1. Random challenges sampled by the validator ${\gamma }_1,{\gamma }_2,{\gamma }_3$,
2. Single-point polynomial evaluations to check $t({\gamma }_1)=Q({\gamma }_1)Z({\gamma }_1),f_1({\gamma }_2)=Q_1({\gamma }_2)Z_1({\gamma }_2),f_2({\gamma }_3)=Q_2({\gamma }_3)Z_1({\gamma }_3)$.

This lowers the verification cost from a full polynomial multiplication ($O(d^2)$) to an $O(d)$ evaluation, making verification more succinct.

Protocol Flow

1. Compute Fibonacci & Circuit Polynomials

   • (Prover) Generates $F_4^2$ by building the full circuit table.
   • (Prover) Encodes the circuit columns as polynomials $a(x),b(x),c(x)$.

2. Compute Constraint Polynomials

   • (Prover) Defines $t(x)=qL(x)\cdot a(x)+qR(x)\cdot b(x)+qM(x)\cdot (a(x)\cdot b(x))-c(x)$ and finds $Q(x)$ such that $t(x)=Q(x)\cdot Z(x)$.
   • (Prover) Similarly, for the recursive constraints: $f_1(x)=a(x+1)-b(x),$$f_2(x)=b(x+1)-c(x),$ with quotient polynomials $Q_1(x),Q_2(x)$ satisfying $f_1(x)=Q_1(x)\cdot Z_1(x)$ and $f_2(x)=Q_2(x)\cdot Z_1(x)$.

3. Send Polynomials

   • (Prover) Sends $a(x),b(x),c(x),Q(x),Q_1(x),Q_2(x)$ to the validator.

4. Verification (Random Challenge & Single-Point Check)

   • (Validator) Samples random values ${\gamma }_1,{\gamma }_2,{\gamma }_3\in {\mathbb{F}}_p$.

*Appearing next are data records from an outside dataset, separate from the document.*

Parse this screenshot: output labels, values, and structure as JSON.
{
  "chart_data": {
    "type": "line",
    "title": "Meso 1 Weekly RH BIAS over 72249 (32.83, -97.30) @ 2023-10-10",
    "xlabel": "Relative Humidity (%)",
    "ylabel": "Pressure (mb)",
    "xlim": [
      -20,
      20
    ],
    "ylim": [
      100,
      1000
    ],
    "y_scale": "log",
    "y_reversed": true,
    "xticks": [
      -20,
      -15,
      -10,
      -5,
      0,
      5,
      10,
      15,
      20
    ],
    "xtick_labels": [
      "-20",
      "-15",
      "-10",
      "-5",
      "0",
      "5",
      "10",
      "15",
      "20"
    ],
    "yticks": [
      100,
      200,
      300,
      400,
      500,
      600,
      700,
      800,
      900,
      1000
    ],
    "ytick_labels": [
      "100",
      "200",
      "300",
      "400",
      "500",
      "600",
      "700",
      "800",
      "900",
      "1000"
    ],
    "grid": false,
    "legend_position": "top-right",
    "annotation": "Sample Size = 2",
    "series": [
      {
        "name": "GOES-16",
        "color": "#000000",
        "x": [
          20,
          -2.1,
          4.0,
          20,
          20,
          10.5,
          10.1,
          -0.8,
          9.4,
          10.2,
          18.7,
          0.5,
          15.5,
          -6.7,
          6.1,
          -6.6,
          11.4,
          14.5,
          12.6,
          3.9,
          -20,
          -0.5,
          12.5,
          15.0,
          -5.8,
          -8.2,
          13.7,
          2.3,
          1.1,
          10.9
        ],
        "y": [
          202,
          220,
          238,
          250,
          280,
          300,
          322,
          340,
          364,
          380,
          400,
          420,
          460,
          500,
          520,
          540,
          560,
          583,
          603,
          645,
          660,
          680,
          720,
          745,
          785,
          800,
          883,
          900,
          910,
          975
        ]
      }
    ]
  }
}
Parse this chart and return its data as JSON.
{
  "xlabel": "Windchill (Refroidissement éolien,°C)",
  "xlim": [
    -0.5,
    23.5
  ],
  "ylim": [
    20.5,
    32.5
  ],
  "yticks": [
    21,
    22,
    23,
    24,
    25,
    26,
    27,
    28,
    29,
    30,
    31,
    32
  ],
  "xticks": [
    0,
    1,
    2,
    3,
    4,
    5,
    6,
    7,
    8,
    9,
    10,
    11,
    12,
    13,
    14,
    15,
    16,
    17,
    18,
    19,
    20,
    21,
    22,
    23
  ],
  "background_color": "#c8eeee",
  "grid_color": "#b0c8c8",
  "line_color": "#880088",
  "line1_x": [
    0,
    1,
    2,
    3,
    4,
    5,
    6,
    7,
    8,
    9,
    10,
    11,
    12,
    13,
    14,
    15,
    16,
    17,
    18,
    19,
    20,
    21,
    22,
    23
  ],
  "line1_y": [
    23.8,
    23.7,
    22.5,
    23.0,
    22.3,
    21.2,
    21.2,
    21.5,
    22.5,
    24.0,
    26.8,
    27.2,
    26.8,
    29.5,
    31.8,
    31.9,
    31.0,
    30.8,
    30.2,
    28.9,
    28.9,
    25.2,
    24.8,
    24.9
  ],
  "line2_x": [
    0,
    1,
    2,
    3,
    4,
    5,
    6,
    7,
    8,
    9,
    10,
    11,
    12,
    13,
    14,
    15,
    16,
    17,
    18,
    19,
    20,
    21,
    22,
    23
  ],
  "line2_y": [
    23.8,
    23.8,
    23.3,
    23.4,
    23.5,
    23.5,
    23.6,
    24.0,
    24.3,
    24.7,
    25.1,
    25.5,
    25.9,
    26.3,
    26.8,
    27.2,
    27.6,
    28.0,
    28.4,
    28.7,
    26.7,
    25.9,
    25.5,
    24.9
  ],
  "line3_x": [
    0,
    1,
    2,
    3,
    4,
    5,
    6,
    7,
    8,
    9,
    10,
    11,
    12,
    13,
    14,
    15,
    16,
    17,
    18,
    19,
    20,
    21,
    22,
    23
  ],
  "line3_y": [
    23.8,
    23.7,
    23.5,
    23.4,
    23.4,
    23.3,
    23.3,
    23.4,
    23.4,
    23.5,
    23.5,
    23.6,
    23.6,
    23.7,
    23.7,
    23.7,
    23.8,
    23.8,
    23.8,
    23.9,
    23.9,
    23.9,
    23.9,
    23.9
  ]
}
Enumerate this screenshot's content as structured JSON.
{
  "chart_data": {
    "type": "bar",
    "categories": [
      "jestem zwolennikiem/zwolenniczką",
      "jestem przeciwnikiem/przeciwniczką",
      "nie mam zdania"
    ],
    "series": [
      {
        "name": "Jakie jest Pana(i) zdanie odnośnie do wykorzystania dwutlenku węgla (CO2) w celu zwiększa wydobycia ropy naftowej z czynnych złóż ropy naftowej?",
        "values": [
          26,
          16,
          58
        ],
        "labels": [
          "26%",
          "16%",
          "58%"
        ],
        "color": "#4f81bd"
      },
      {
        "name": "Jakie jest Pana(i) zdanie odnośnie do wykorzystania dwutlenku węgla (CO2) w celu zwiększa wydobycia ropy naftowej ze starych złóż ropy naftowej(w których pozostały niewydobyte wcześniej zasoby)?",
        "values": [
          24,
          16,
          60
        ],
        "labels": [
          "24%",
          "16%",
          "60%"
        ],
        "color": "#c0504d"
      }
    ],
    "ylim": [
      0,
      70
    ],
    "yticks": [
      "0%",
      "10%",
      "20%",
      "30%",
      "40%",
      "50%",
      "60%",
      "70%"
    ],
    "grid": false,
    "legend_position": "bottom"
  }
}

   • (Valdiator) Computes on its own: $t({\gamma }_1),f_1({\gamma }_2),f_2({\gamma }_3)$

   • (Validator) Checks:

     $$t({\gamma }_1)\stackrel{?}{=}Q({\gamma }_1)Z({\gamma }_1),f_1({\gamma }_2)\stackrel{?}{=}{Q}_1({\gamma }_2)Z_1({\gamma }_2),f_2({\gamma }_3)\stackrel{?}{=}{Q}_2({\gamma }_3)Z_1({\gamma }_3).$$

   • By the Schwartz–Zippel Lemma, if $t(x)\ne Q(x)Z(x)$ (etc.) the probability it also coincides at a random $\gamma$ is at most $\frac{d}{p}$.

5. Accept or Reject

   • (Validator) If all checks pass, the proof is accepted; otherwise, it is rejected.

Diagram of Protocol

Below is a simplified diagram illustrating these steps:

With this approach, the validator does a constant amount of final checks (polynomial evaluations), regardless of the polynomial degree $d$, achieving succinct verification.